Prove that $a+3b=0$ 
I hope I translated this in an accurate way." punctured in the origin" means that we have the whole plane where the function is analytic except the origin ( if I got it right)  in the solution of this question they said that the integral defines one-to-one function if and only if the residue of the integrand: $\frac{a\sin\zeta+b\zeta\cos\zeta}{\zeta ^4}$ is zero at $z=0$. well Im not sure even I understood the phrasing of the question in order to make a linkage to the residue. what does it mean that the integral “defines” one to one function ? and what this has to do with residue? 
an addition to my question:
isn't right that for $log(z)$ ( which happens to appear in the expansion of the function that this integral defines ) to be bijective we need a branch cut? like for example: $ -\pi<Arg(z)<=\pi$? so whats the problem here? that the cut is only at one point and we need it to be including this point and continuing to a the whole left axis of $x$? which mean discluding the negative $x$ axis?
Note: I know how to find the final answer by finding the residue, no need to do that in the answer. 

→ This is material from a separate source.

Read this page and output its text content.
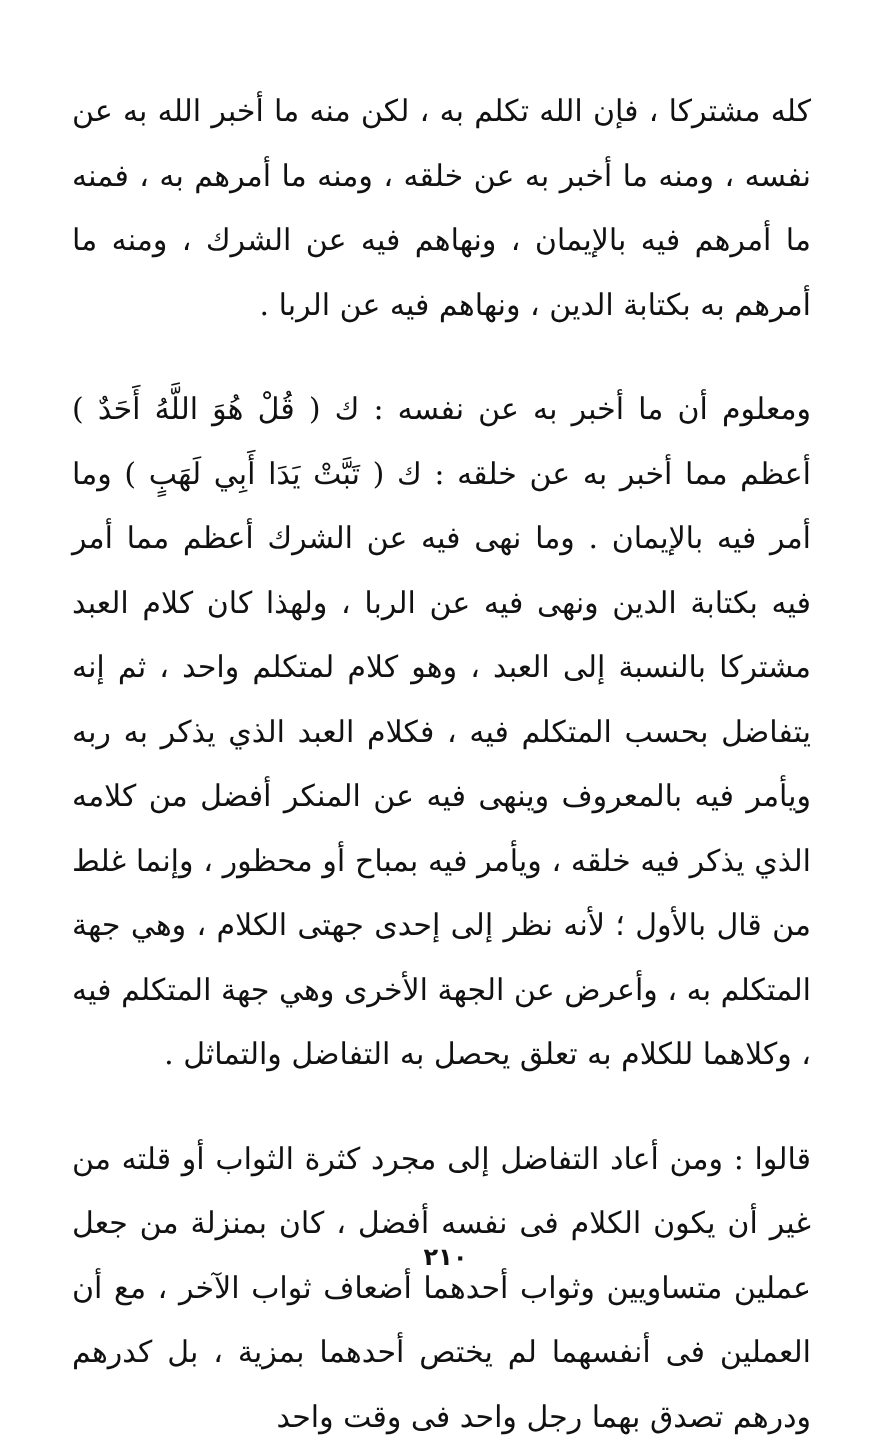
كله مشتركا ، فإن الله تكلم به ، لكن منه ما أخبر الله به عن نفسه ، ومنه ما أخبر به عن خلقه ، ومنه ما أمرهم به ، فمنه ما أمرهم فيه بالإيمان ، ونهاهم فيه عن الشرك ، ومنه ما أمرهم به بكتابة الدين ، ونهاهم فيه عن الربا .

ومعلوم أن ما أخبر به عن نفسه : ك ( قُلْ هُوَ اللَّهُ أَحَدٌ ) أعظم مما أخبر به عن خلقه : ك ( تَبَّتْ يَدَا أَبِي لَهَبٍ ) وما أمر فيه بالإيمان . وما نهى فيه عن الشرك أعظم مما أمر فيه بكتابة الدين ونهى فيه عن الربا ، ولهذا كان كلام العبد مشتركا بالنسبة إلى العبد ، وهو كلام لمتكلم واحد ، ثم إنه يتفاضل بحسب المتكلم فيه ، فكلام العبد الذي يذكر به ربه ويأمر فيه بالمعروف وينهى فيه عن المنكر أفضل من كلامه الذي يذكر فيه خلقه ، ويأمر فيه بمباح أو محظور ، وإنما غلط من قال بالأول ؛ لأنه نظر إلى إحدى جهتى الكلام ، وهي جهة المتكلم به ، وأعرض عن الجهة الأخرى وهي جهة المتكلم فيه ، وكلاهما للكلام به تعلق يحصل به التفاضل والتماثل .

قالوا : ومن أعاد التفاضل إلى مجرد كثرة الثواب أو قلته من غير أن يكون الكلام فى نفسه أفضل ، كان بمنزلة من جعل عملين متساويين وثواب أحدهما أضعاف ثواب الآخر ، مع أن العملين فى أنفسهما لم يختص أحدهما بمزية ، بل كدرهم ودرهم تصدق بهما رجل واحد فى وقت واحد

٢١٠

 A: The Taylor series of $a\sin\zeta+b\zeta\cos\zeta$ is given by
$$ (a+b)\zeta -(a+3b)\frac{\zeta^3}{6}+(a+5b)\frac{\zeta^5}{120}+\ldots \tag{1} $$
hence by dividing by $\zeta^4$ and performing $\int_{1}^{z}(\ldots)\,d\zeta$ we get that the given function fulfills
$$f(z) =  - \frac{a+b}{z^2} - \frac{a+3b}{6}\,\log(z) + g(z)\tag{2} $$
with $g(z)$ being a holomorphic function. If $a+3b\neq 0$ such function has a branch point at the origin (a logarithmic singularity) preventing the function to be bijective on the punctured plane.

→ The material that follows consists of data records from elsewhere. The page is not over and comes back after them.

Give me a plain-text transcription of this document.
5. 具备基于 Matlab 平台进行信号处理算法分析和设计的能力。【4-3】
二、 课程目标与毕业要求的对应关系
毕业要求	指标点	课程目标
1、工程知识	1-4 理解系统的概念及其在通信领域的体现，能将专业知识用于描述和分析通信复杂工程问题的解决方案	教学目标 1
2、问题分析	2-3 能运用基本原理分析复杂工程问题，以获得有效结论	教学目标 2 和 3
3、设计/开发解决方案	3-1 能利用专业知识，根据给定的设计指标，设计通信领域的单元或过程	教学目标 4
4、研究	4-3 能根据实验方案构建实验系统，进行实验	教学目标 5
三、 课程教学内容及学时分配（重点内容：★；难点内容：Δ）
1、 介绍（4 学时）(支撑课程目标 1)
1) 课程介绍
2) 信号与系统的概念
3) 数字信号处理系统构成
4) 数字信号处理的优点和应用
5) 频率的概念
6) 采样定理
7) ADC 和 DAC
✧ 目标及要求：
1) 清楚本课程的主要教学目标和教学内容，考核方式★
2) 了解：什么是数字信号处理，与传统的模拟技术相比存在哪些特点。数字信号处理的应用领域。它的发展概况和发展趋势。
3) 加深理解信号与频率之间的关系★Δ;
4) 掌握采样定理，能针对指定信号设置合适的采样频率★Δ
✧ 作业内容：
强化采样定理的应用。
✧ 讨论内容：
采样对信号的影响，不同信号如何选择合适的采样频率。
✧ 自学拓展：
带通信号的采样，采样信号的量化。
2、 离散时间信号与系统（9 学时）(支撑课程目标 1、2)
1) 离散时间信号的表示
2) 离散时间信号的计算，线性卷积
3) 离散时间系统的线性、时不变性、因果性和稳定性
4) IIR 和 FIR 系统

A: I try an interpretation: I note $f(\zeta)$ the function under the integral sign. Then the hypothesis is that $F(z)=\int_1^z f(\zeta)d\zeta$ is well defined; but here, the integral is the integral of $f(\zeta)$ over any curve $\gamma$ from $[0,1]$ to $\mathbb{C}$ such that $\gamma(0)=1$ and $\gamma(1)=z$, and $\gamma(t)\not = 0$ for all $t\in [0,1]$.  Now if $C^+$ is the part of the circle $C$ with center $0$, radius $1$, in $\Im{(z)}\geq 0$, and $C^-$ the part of the circle  in $\Im{(z)}\leq 0$ (starting from the point $1$, and going to the point $-1$), you have $\int_{C^+}f(\zeta)d\zeta=\int_{C^-}f(\zeta)d\zeta=F(-1)$. This show that $\int_{C}f(\zeta)d\zeta=0$; but this is $2i\pi {Res}(f,0)$ and we are done.